「田中陽希」と言えば、2014年にNHK・BSを通して「グレートトラバース 日本百名山一筆書き」を達成したことで一気にその名を知られたプロアドベンチャーレーサーです。その彼が先日(12月21日)札幌においてトラバースの勧めを説いた講演を聴く機会を得ました。

12月21日(土)午後、北大の学術交流会館において北海道大学観光学高等研究センターが主催する「山岳観光とアドベンチャーツーリズム」と題するフォーラムに参加しました。
そのフォーラムの特別講演として田中陽希氏が「百名山ブームが続く、トラバースブームの考察」と題してお話されました。

その趣旨は、百名山、二百名山を目ざすという登山が中高年の方々を中心にブームとなっていますが、体力的に大変な方は、山を目ざすのではなく山岳地域を横移動するトラバースも良いですよ、とご自身の体験も交えながらその良さを説くものでした。いわば “垂直移動” から “水平移動” への勧めといった趣旨と受け止めました。
田中氏はご存じのように、百名山ばかりか、その後も二百名山、三百名山を、ただ登山をするだけではなく、登山する山と山の間の全てを “徒歩で移動する” 旅で全てを完遂させたことでもその超人ぶりが話題となった方です。
田中氏は言います。現代において移動するということは、いかに速く目的地に達することができるかが問われているが、“歩く” という行為は、それとはまったく反対の行為であると言います。現代において “歩く文化(習慣)” は薄れていっていると指摘します。確かに “歩く文化(旅)” は非日常の行為ではあるが、スピードが要求される現代だからこそ、ゆっくりズムもまた大切にしたいと主張します。そしてゆっくりズムの “歩く旅” は、そこに人との触れ合いが生まれることが多いと、田中氏は体験の中でのエピソードを交えて紹介してくれました。

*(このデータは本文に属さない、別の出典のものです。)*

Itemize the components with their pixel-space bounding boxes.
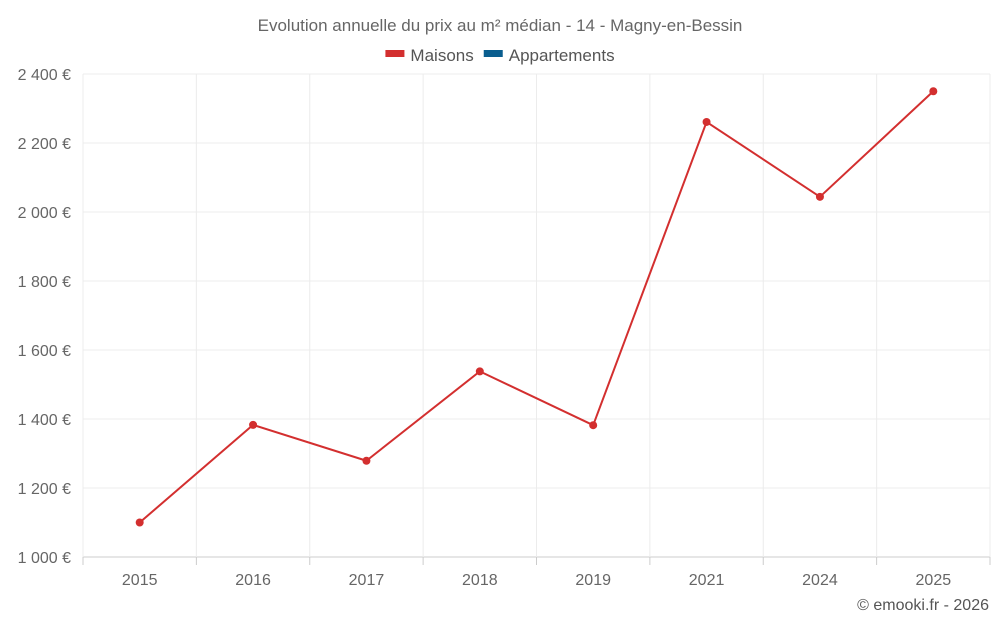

※ 田中さんがグレートトラバースで履きつぶしたシューズだそうです。
そして “歩く道” も様々であるとして「登山道」、「木道」、「古道(熊野古道)」、「修験の道」、「農道」等々、多様な道を紹介されました。
最後に田中氏は「五感を通した体験は長く記憶を残す」と話され講演を締め括りました。
私は田中氏のお話を聴きながら深く同意していました。田中氏とは比較にならぬ全くの低レベルの体験ですが、現役をリタイアしてから中山道の「木曽路」や「熊野古道」を歩いたり、夏・冬の「石狩川」沿いを遡ったりした経験から “歩く旅” の醍醐味をそれなりに体験できたことを想い出しています。
今夏の「さっぽろラウンドウォーク」もその延長線にあった体験でした。

※ フォーラムは満員に近い盛況で、田中氏のお話に聴き入りました。
登山がもう私の体力では叶わなくなった今、体力の許すかぎり “歩く” ことを楽しみたいという思いを強くしてくれた田中氏のお話でした。
なお、フォーラムは講演以外のプログラムもあったのですが、所用があり失礼しました。